Other polls show that the weight of authenticity increases among younger demographics. Roughly 75% of consumers under 25 are more likely to buy from brands that support positive causes. Studies reveal that consumers can see through false stances and even charitable donations as a proxy.
Both Pride Month and the Black Lives Matter movement are excellent case studies. Companies rush to promote both, but consumers are quick to identify anything within a company that stands in direct opposition to that support. Former employees and whistleblowers now shed light on any discrimination that happens behind the scenes, which is spreads like wildfire on social media.
The simple approach to being an authentic brand is to simply be authentic. Your actions must match your words, creating a brand personality that becomes a conduit for its values. Those values must also be grounded in reality and devoid of any empty gestures.
A more complex approach begins with value marketing. A brand must identify what its customers value and market those as they work to earn and retain loyal consumers.
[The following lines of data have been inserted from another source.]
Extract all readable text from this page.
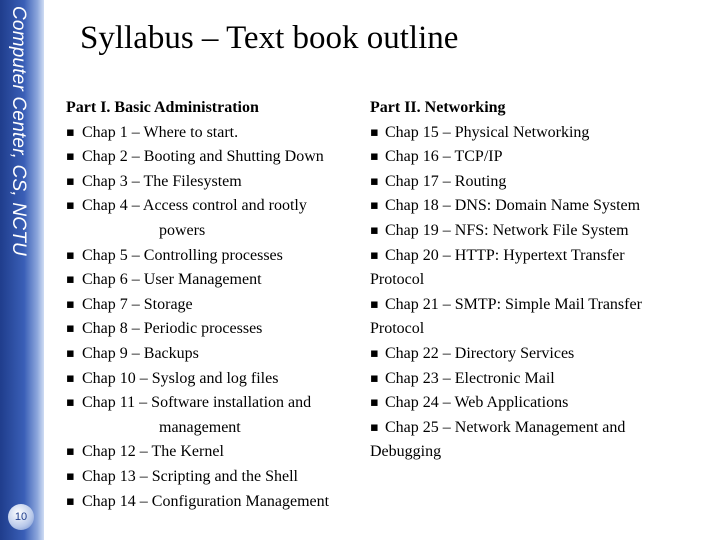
Computer Center, CS, NCTU
10
Syllabus – Text book outline
Part I. Basic Administration
▪ Chap 1 – Where to start.
▪ Chap 2 – Booting and Shutting Down
▪ Chap 3 – The Filesystem
▪ Chap 4 – Access control and rootly
powers
▪ Chap 5 – Controlling processes
▪ Chap 6 – User Management
▪ Chap 7 – Storage
▪ Chap 8 – Periodic processes
▪ Chap 9 – Backups
▪ Chap 10 – Syslog and log files
▪ Chap 11 – Software installation and
management
▪ Chap 12 – The Kernel
▪ Chap 13 – Scripting and the Shell
▪ Chap 14 – Configuration Management
Part II. Networking
▪ Chap 15 – Physical Networking
▪ Chap 16 – TCP/IP
▪ Chap 17 – Routing
▪ Chap 18 – DNS: Domain Name System
▪ Chap 19 – NFS: Network File System
▪ Chap 20 – HTTP: Hypertext Transfer
Protocol
▪ Chap 21 – SMTP: Simple Mail Transfer
Protocol
▪ Chap 22 – Directory Services
▪ Chap 23 – Electronic Mail
▪ Chap 24 – Web Applications
▪ Chap 25 – Network Management and
Debugging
This is true for everything from interactions with associates to customer support and the overall buying experience a consumer has with your brand.
When it comes to authenticity, you are essentially identifying what consumers value in the social realm and marketing that to them. Since posts and statements aren’t enough and easily seen through, how does a brand go about building authenticity into their value marketing plans?
The answer is to make that value all encompassing. Your mission, values, and goals must be personified in all aspects of how your brand conducts business. That includes how your brand interacts with its suppliers, daily interactions with its employees, and how it conducts itself with every person it meets from vendors to consumers.
A brand must identify what values it agrees with, then stand by them. Everyone in the organization must live up to that standard on a consistent basis, which clearly defined and communicated values accomplish. By doing so, a brand’s words are now backed by its actions.
The causes your brand stands behind should also be ones it can actually impact, like a coffee company using sustainably sourced beans. Stances like inclusivity and anti-discrimination should be built into all workplaces already, but identifying causes with which the brand has an established connection are ideal.
Finally, don’t jump into a stance if the brand isn’t ready. Make sure all aspects of operations match the cause before making a statement and be ready to address any past criticism by showing how your policies and actions have changed for the better.